Data, Software, and Research Projects

U.S Census Full Count

The Demography Department Computing Lab maintains a secure computing environment with access to digitized full count US Census microdata from 1790 to 1940, by agreement with the Minnesota Population Center (MPC) and More information about applying to access the data can be found on the Population Sciences website.


The CenSoc Project is a five-year project funded by the National Institute on Aging R01AG058940, with Joshua R. Goldstein, Principal Investigator.

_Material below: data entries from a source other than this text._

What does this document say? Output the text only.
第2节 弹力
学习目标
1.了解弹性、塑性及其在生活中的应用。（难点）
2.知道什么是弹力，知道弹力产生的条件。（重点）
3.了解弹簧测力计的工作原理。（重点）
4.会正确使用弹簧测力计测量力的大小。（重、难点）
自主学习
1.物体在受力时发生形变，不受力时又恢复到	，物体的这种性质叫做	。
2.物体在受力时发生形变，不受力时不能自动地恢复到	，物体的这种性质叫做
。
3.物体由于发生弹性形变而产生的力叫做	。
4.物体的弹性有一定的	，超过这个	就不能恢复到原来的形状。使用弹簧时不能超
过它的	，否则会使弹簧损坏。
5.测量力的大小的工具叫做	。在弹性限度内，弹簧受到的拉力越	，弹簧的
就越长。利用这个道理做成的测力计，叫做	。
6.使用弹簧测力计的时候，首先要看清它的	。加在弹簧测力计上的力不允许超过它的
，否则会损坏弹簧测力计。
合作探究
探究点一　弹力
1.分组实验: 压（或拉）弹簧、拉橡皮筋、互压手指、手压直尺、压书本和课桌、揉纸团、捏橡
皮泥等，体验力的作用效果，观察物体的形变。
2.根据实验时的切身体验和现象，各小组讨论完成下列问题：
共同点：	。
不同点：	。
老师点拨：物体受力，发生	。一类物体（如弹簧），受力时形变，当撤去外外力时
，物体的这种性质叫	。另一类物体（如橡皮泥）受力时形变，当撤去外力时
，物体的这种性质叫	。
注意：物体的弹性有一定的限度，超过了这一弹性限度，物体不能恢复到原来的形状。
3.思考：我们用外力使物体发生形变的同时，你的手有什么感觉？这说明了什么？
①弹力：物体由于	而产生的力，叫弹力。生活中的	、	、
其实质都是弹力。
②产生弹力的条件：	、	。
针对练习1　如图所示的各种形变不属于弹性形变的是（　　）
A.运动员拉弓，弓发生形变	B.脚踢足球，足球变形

The CenSoc project – so named because it links 1940 Census data with Social Security Administration death records – is a new, large-scale, public microdata data set to be used for advancing understanding of mortality disparities in the United States. The project uses record linkage techniques to match deaths aged 65-and-over observed from 1975 to 2005 back to individual, family, and neighborhood characteristics in the census. The use of modern data-linkage techniques allows us to construct a data set of about 15 million deaths, more than 30 times the size of the largest existing sample surveys. The unprecedented scale and detail of CenSoc data allow researchers to make new discoveries in areas such as (a) mortality disparities by education, national origin, and race; (b) early life conditions and later-life mortality; and (c) geographic variation and the neighborhood determinants of mortality. These topics are of increasing importance in understanding increases in disparities in life expectancy in the United States.

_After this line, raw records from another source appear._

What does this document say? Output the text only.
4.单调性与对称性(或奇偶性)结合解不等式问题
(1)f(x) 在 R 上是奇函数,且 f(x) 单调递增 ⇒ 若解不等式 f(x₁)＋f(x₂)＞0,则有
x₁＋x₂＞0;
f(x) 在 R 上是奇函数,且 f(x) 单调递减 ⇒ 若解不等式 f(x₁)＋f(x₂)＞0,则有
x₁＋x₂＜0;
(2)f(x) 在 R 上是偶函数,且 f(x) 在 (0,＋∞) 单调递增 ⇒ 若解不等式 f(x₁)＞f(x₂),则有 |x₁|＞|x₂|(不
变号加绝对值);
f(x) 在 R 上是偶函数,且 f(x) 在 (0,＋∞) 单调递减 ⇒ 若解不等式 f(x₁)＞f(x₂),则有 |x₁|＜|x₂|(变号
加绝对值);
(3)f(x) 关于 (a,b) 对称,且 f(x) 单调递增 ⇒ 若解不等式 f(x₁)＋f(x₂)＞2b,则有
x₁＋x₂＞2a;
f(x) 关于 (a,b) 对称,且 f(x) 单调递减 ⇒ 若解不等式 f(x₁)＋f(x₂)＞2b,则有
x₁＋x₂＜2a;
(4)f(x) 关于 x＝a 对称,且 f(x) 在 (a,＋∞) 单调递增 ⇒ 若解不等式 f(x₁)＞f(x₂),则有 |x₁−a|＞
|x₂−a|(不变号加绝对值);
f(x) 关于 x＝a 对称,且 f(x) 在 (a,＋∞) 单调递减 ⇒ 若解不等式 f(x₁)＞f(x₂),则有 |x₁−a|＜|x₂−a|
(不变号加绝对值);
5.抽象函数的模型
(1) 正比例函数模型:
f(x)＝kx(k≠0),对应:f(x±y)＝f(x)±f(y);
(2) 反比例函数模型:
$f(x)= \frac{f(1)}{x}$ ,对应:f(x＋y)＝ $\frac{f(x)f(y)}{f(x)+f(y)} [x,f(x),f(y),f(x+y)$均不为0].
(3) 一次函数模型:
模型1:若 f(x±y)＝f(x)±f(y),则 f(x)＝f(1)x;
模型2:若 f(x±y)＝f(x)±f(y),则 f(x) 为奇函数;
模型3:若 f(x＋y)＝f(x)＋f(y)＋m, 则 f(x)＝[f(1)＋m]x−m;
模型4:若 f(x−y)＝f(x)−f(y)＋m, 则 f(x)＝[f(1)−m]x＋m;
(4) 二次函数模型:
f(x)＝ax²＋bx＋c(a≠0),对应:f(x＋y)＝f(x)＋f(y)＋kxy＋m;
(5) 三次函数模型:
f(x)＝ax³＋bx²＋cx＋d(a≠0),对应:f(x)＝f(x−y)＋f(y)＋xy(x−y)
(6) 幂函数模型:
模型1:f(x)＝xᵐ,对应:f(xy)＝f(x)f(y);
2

CenSoc has three core purposes:

  1. Creation and Dissemination of Linked Mortality Data Sets, that is, public, individual-level data sets linking the 1940 U.S. Census with the (a) Social Security Death Master File, an (b) the NARA Numident file.

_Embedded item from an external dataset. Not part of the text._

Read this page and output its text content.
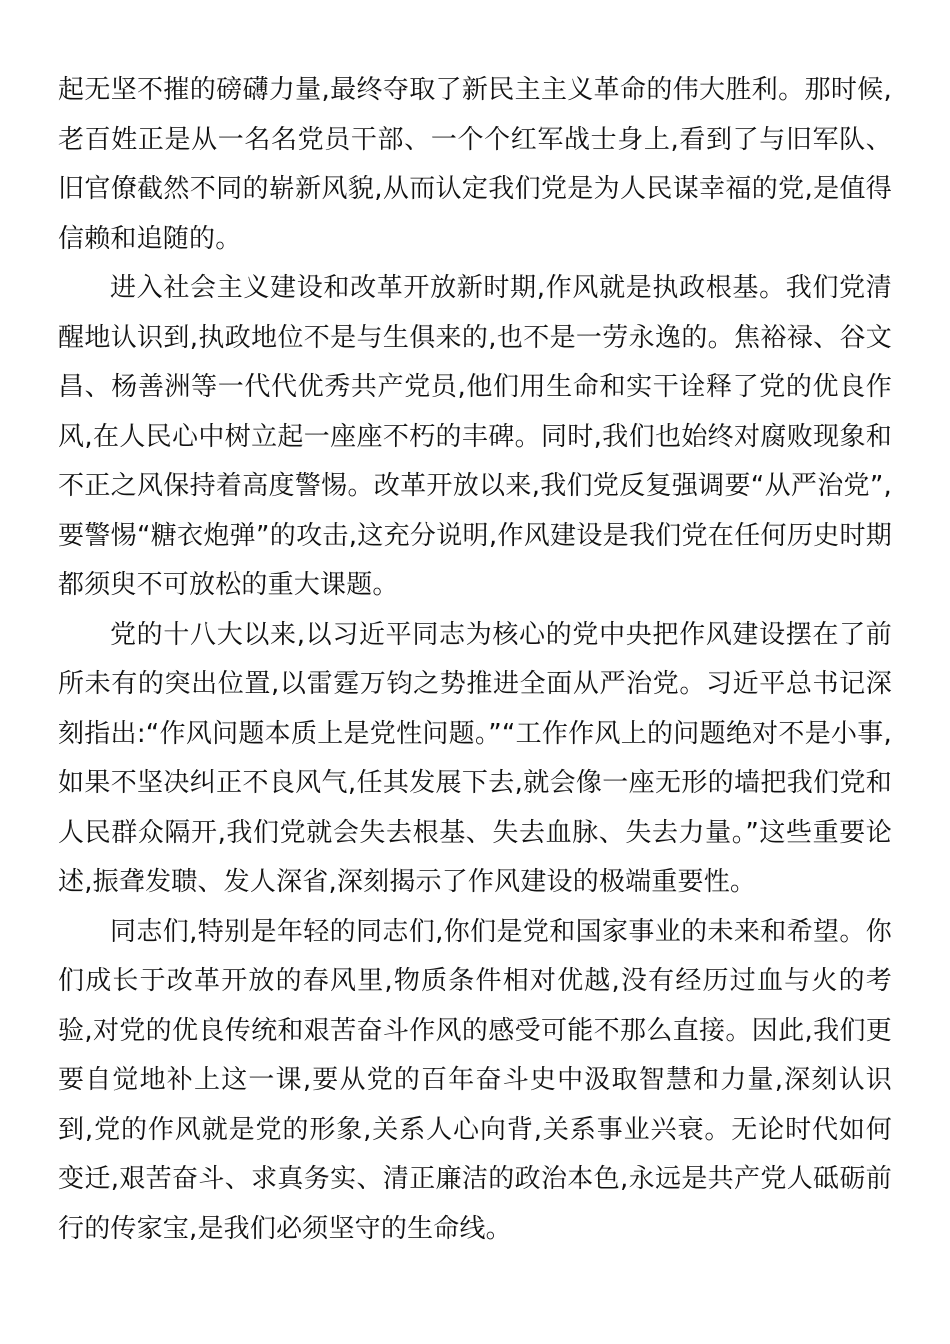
起无坚不摧的磅礴力量,最终夺取了新民主主义革命的伟大胜利。那时候,老百姓正是从一名名党员干部、一个个红军战士身上,看到了与旧军队、旧官僚截然不同的崭新风貌,从而认定我们党是为人民谋幸福的党,是值得信赖和追随的。

进入社会主义建设和改革开放新时期,作风就是执政根基。我们党清醒地认识到,执政地位不是与生俱来的,也不是一劳永逸的。焦裕禄、谷文昌、杨善洲等一代代优秀共产党员,他们用生命和实干诠释了党的优良作风,在人民心中树立起一座座不朽的丰碑。同时,我们也始终对腐败现象和不正之风保持着高度警惕。改革开放以来,我们党反复强调要“从严治党”,要警惕“糖衣炮弹”的攻击,这充分说明,作风建设是我们党在任何历史时期都须臾不可放松的重大课题。

党的十八大以来,以习近平同志为核心的党中央把作风建设摆在了前所未有的突出位置,以雷霆万钧之势推进全面从严治党。习近平总书记深刻指出:“作风问题本质上是党性问题。”“工作作风上的问题绝对不是小事,如果不坚决纠正不良风气,任其发展下去,就会像一座无形的墙把我们党和人民群众隔开,我们党就会失去根基、失去血脉、失去力量。”这些重要论述,振聋发聩、发人深省,深刻揭示了作风建设的极端重要性。

同志们,特别是年轻的同志们,你们是党和国家事业的未来和希望。你们成长于改革开放的春风里,物质条件相对优越,没有经历过血与火的考验,对党的优良传统和艰苦奋斗作风的感受可能不那么直接。因此,我们更要自觉地补上这一课,要从党的百年奋斗史中汲取智慧和力量,深刻认识到,党的作风就是党的形象,关系人心向背,关系事业兴衰。无论时代如何变迁,艰苦奋斗、求真务实、清正廉洁的政治本色,永远是共产党人砥砺前行的传家宝,是我们必须坚守的生命线。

  2. Development of New Mortality Rate Estimation Methods for Linked Data.

  3. Production of ‘High Resolution’ Studies of Mortality Disparities and Longevity Determinants. See the research page for accomplishments.

The publically available CenSoc data files can be accessed through the CenSoc Project Dataverse


Socsim (‘Social Simulator’) is an open source stochastic microsimulation platform used to produce synthetic populations with plausible kinship structures using demographic rates as input. The Socsim R package, rsocsim, is developed in collaboration with the Max Planck Institute for Demographic Research.

The preceding SocSim software files are archived through Harvard Dataverse:

The Human Mortality Database (HMD)

The Human Mortality Database (HMD) is the world´s leading scientific data resource on mortality in developed countries. The HMD provides detailed high-quality harmonized mortality and population estimates to researchers, students, journalists, policy analysts, and others interested in the human longevity. The Human Mortality Database (HMD) contains original calculations of death rates and life tables for national populations (countries or areas), as well as the input data used in constructing those tables. The input data consist of death counts from vital statistics, plus census counts, birth counts, and population estimates from various sources.

The National Longitudinal Study of Adolescent to Adult Health (AddHealth)

The National Longitudinal Study of Adolescent to Adult Health (Add Health) is a longitudinal study of a nationally representative sample of over 20,000 adolescents who were in grades 7-12 during the 1994-95 school year, and have been followed for five waves to date, most recently in 2016-18.